Sie wusste, dass er Ruben hieß und zumindest immer wieder ihr Freund war, heute
schien er es zu sein, denn er trat neben Clara, legte ihr den Arm um die
Schultern und gab Emily ebenfalls die Hand.
    „Freut mich, Sie kennenzulernen.“ Warum siezte er sie? Sie
musterte ihn. Er hatte einen gepflegten Fünftagebart, stand betont leger mit
Spielbein und Standbein und schien sich gerne in Szene zu setzen. „Darf ich
Ihnen einen Aperitif anbieten“, fragte er, als wäre er der Hausherr.

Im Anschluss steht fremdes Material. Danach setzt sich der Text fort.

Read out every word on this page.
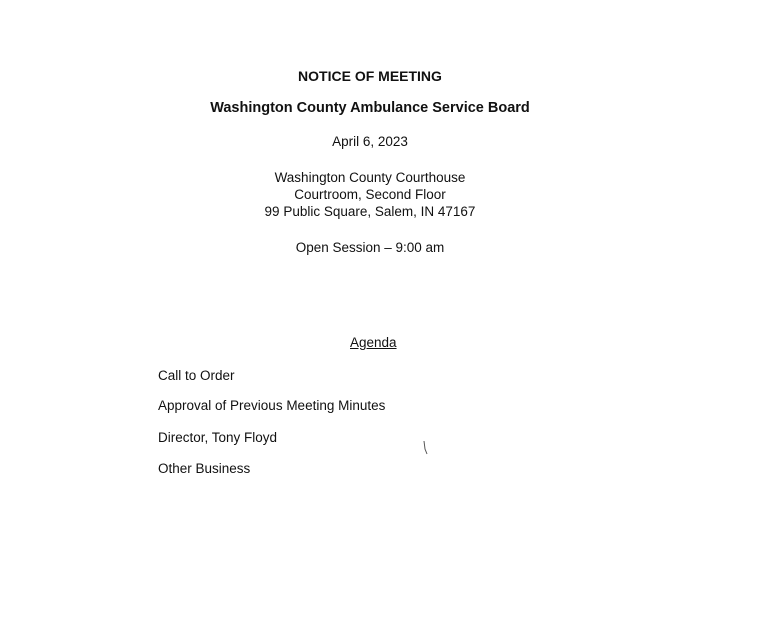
NOTICE OF MEETING
Washington County Ambulance Service Board
April 6, 2023
Washington County Courthouse
Courtroom, Second Floor
99 Public Square, Salem, IN 47167
Open Session – 9:00 am
Agenda
Call to Order
Approval of Previous Meeting Minutes
Director, Tony Floyd
Other Business
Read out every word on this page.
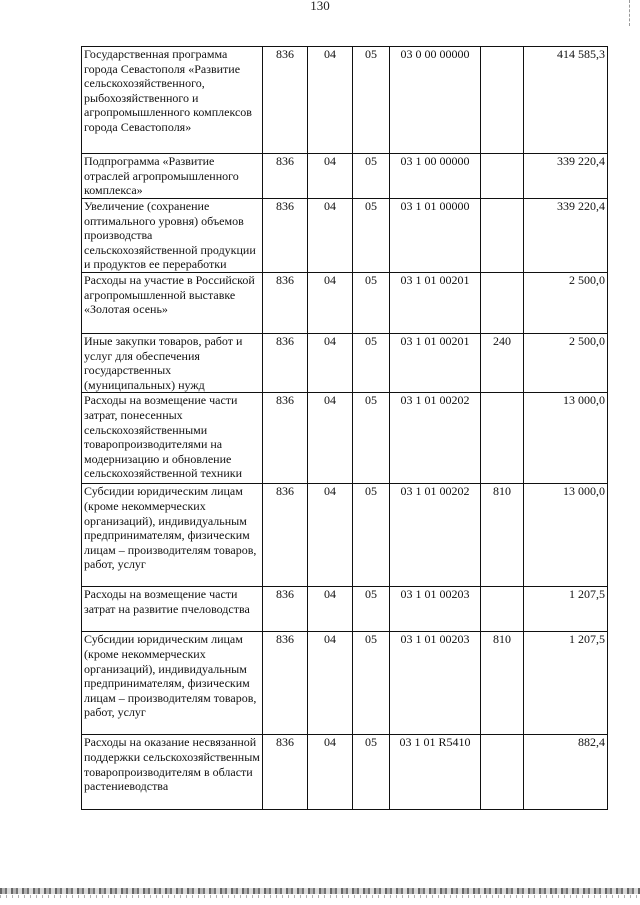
130
Государственная программа города Севастополя «Развитие сельскохозяйственного, рыбохозяйственного и агропромышленного комплексов города Севастополя»	836	04	05	03 0 00 00000		414 585,3
Подпрограмма «Развитие отраслей агропромышленного комплекса»	836	04	05	03 1 00 00000		339 220,4
Увеличение (сохранение оптимального уровня) объемов производства сельскохозяйственной продукции и продуктов ее переработки	836	04	05	03 1 01 00000		339 220,4
Расходы на участие в Российской агропромышленной выставке «Золотая осень»	836	04	05	03 1 01 00201		2 500,0
Иные закупки товаров, работ и услуг для обеспечения государственных (муниципальных) нужд	836	04	05	03 1 01 00201	240	2 500,0
Расходы на возмещение части затрат, понесенных сельскохозяйственными товаропроизводителями на модернизацию и обновление сельскохозяйственной техники	836	04	05	03 1 01 00202		13 000,0
Субсидии юридическим лицам (кроме некоммерческих организаций), индивидуальным предпринимателям, физическим лицам – производителям товаров, работ, услуг	836	04	05	03 1 01 00202	810	13 000,0
Расходы на возмещение части затрат на развитие пчеловодства	836	04	05	03 1 01 00203		1 207,5
Субсидии юридическим лицам (кроме некоммерческих организаций), индивидуальным предпринимателям, физическим лицам – производителям товаров, работ, услуг	836	04	05	03 1 01 00203	810	1 207,5
Расходы на оказание несвязанной поддержки сельскохозяйственным товаропроизводителям в области растениеводства	836	04	05	03 1 01 R5410		882,4
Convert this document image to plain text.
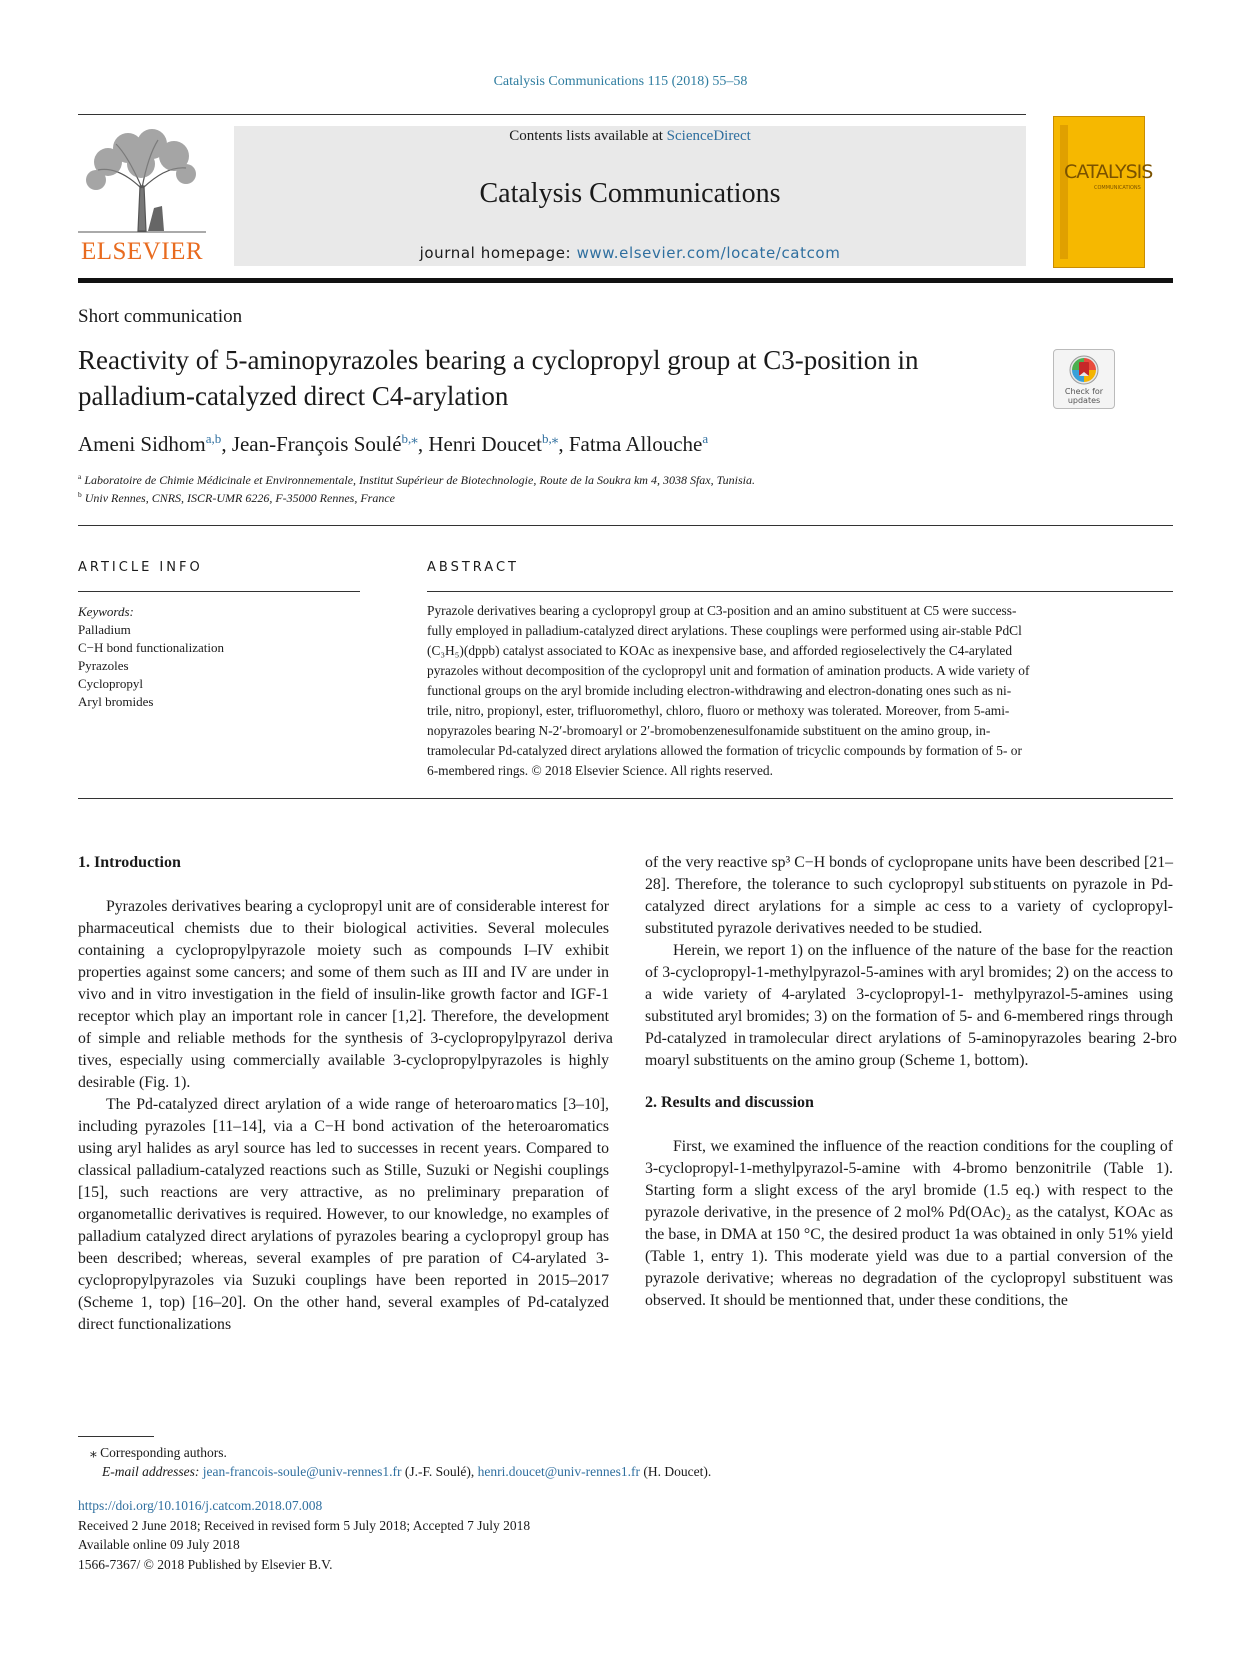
Catalysis Communications 115 (2018) 55–58
ELSEVIER
Contents lists available at ScienceDirect
Catalysis Communications
journal homepage: www.elsevier.com/locate/catcom
CATALYSIS
COMMUNICATIONS
Short communication
Reactivity of 5-aminopyrazoles bearing a cyclopropyl group at C3-position in palladium-catalyzed direct C4-arylation	Check for updates
Ameni Sidhom$^{a,b}$, Jean-François Soulé$^{b,⁎}$, Henri Doucet$^{b,⁎}$, Fatma Allouche$^a$
$^a$ Laboratoire de Chimie Médicinale et Environnementale, Institut Supérieur de Biotechnologie, Route de la Soukra km 4, 3038 Sfax, Tunisia.
$^b$ Univ Rennes, CNRS, ISCR-UMR 6226, F-35000 Rennes, France
ARTICLE INFO	ABSTRACT
Keywords:
Palladium
C−H bond functionalization
Pyrazoles
Cyclopropyl
Aryl bromides
Pyrazole derivatives bearing a cyclopropyl group at C3-position and an amino substituent at C5 were success-
fully employed in palladium-catalyzed direct arylations. These couplings were performed using air-stable PdCl
(C₃H₅)(dppb) catalyst associated to KOAc as inexpensive base, and afforded regioselectively the C4-arylated
pyrazoles without decomposition of the cyclopropyl unit and formation of amination products. A wide variety of
functional groups on the aryl bromide including electron-withdrawing and electron-donating ones such as ni-
trile, nitro, propionyl, ester, trifluoromethyl, chloro, fluoro or methoxy was tolerated. Moreover, from 5-ami-
nopyrazoles bearing N-2′-bromoaryl or 2′-bromobenzenesulfonamide substituent on the amino group, in-
tramolecular Pd-catalyzed direct arylations allowed the formation of tricyclic compounds by formation of 5- or
6-membered rings. © 2018 Elsevier Science. All rights reserved.
1. Introduction
Pyrazoles derivatives bearing a cyclopropyl unit are of considerable interest for pharmaceutical chemists due to their biological activities. Several molecules containing a cyclopropylpyrazole moiety such as compounds I–IV exhibit properties against some cancers; and some of them such as III and IV are under in vivo and in vitro investigation in the field of insulin-like growth factor and IGF-1 receptor which play an important role in cancer [1,2]. Therefore, the development of simple and reliable methods for the synthesis of 3-cyclopropylpyrazol deriva tives, especially using commercially available 3-cyclopropylpyrazoles is highly desirable (Fig. 1).
The Pd-catalyzed direct arylation of a wide range of heteroaro matics [3–10], including pyrazoles [11–14], via a C−H bond activation of the heteroaromatics using aryl halides as aryl source has led to successes in recent years. Compared to classical palladium-catalyzed reactions such as Stille, Suzuki or Negishi couplings [15], such reactions are very attractive, as no preliminary preparation of organometallic derivatives is required. However, to our knowledge, no examples of palladium catalyzed direct arylations of pyrazoles bearing a cyclo propyl group has been described; whereas, several examples of pre paration of C4-arylated 3-cyclopropylpyrazoles via Suzuki couplings have been reported in 2015–2017 (Scheme 1, top) [16–20]. On the other hand, several examples of Pd-catalyzed direct functionalizations
of the very reactive sp³ C−H bonds of cyclopropane units have been described [21–28]. Therefore, the tolerance to such cyclopropyl sub stituents on pyrazole in Pd-catalyzed direct arylations for a simple ac cess to a variety of cyclopropyl-substituted pyrazole derivatives needed to be studied.
Herein, we report 1) on the influence of the nature of the base for the reaction of 3-cyclopropyl-1-methylpyrazol-5-amines with aryl bro mides; 2) on the access to a wide variety of 4-arylated 3-cyclopropyl-1- methylpyrazol-5-amines using substituted aryl bromides; 3) on the formation of 5- and 6-membered rings through Pd-catalyzed in tramolecular direct arylations of 5-aminopyrazoles bearing 2-bro moaryl substituents on the amino group (Scheme 1, bottom).
2. Results and discussion
First, we examined the influence of the reaction conditions for the coupling of 3-cyclopropyl-1-methylpyrazol-5-amine with 4-bromo benzonitrile (Table 1). Starting form a slight excess of the aryl bromide (1.5 eq.) with respect to the pyrazole derivative, in the presence of 2 mol% Pd(OAc)₂ as the catalyst, KOAc as the base, in DMA at 150 °C, the desired product 1a was obtained in only 51% yield (Table 1, entry 1). This moderate yield was due to a partial conversion of the pyrazole derivative; whereas no degradation of the cyclopropyl substituent was observed. It should be mentionned that, under these conditions, the
⁎ Corresponding authors.
E-mail addresses: jean-francois-soule@univ-rennes1.fr (J.-F. Soulé), henri.doucet@univ-rennes1.fr (H. Doucet).
https://doi.org/10.1016/j.catcom.2018.07.008
Received 2 June 2018; Received in revised form 5 July 2018; Accepted 7 July 2018
Available online 09 July 2018
1566-7367/ © 2018 Published by Elsevier B.V.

    „Ja, gerne“, entgegnete Emily, während sie an den Fransen
ihrer dünnen Weste spielte.
    Clara rollte die Augen. „Würdet ihr euch bitte duzen, Ruben,
was war denn das?“ Er wandte sich abrupt ab und machte sich an der
Sherryflasche zu schaffen.
    „Ruben ist
Astrophysiker, auch ein in Heidelberg Gestrandeter. Er promoviert gerade und
immer, wenn er dabei steckenbleibt, ist er nicht so gut zu haben“, erzählte sie
unbekümmert, während Ruben mit den Zähnen knirschte. Oh je, so spannungsreich
hatte sich Emily den Aufenthalt hier nicht vorstellt. Aber gleichzeitig war es
auch beruhigend, dass selbst die herrlichste Umgebung einen nicht davon abhielt
zu streiten, also konnte sie ihren Neid gleich wieder einpacken. Ruben
überreichte ihr mit einem formvollendeten Diener das Glas und alle prosteten
sich zu: „Auf einen schönen Abend.“ Kurz danach verabschiedete sich Ruben, der
wieder zurück ins Institut musste. „Die Sterne warten“, äußerte er lapidar als
Begründung. Nun, die warten auch noch ein paar Jährchen, dachte Emily und
beobachtete, wie Clara hin- und hergerissen schien zwischen Bedauern und echter
Erleichterung.
    Claras Großmutter seufzte, als er die Tür hinter sich
geschlossen hatte. „Kindchen, du machst es dir nicht leicht“.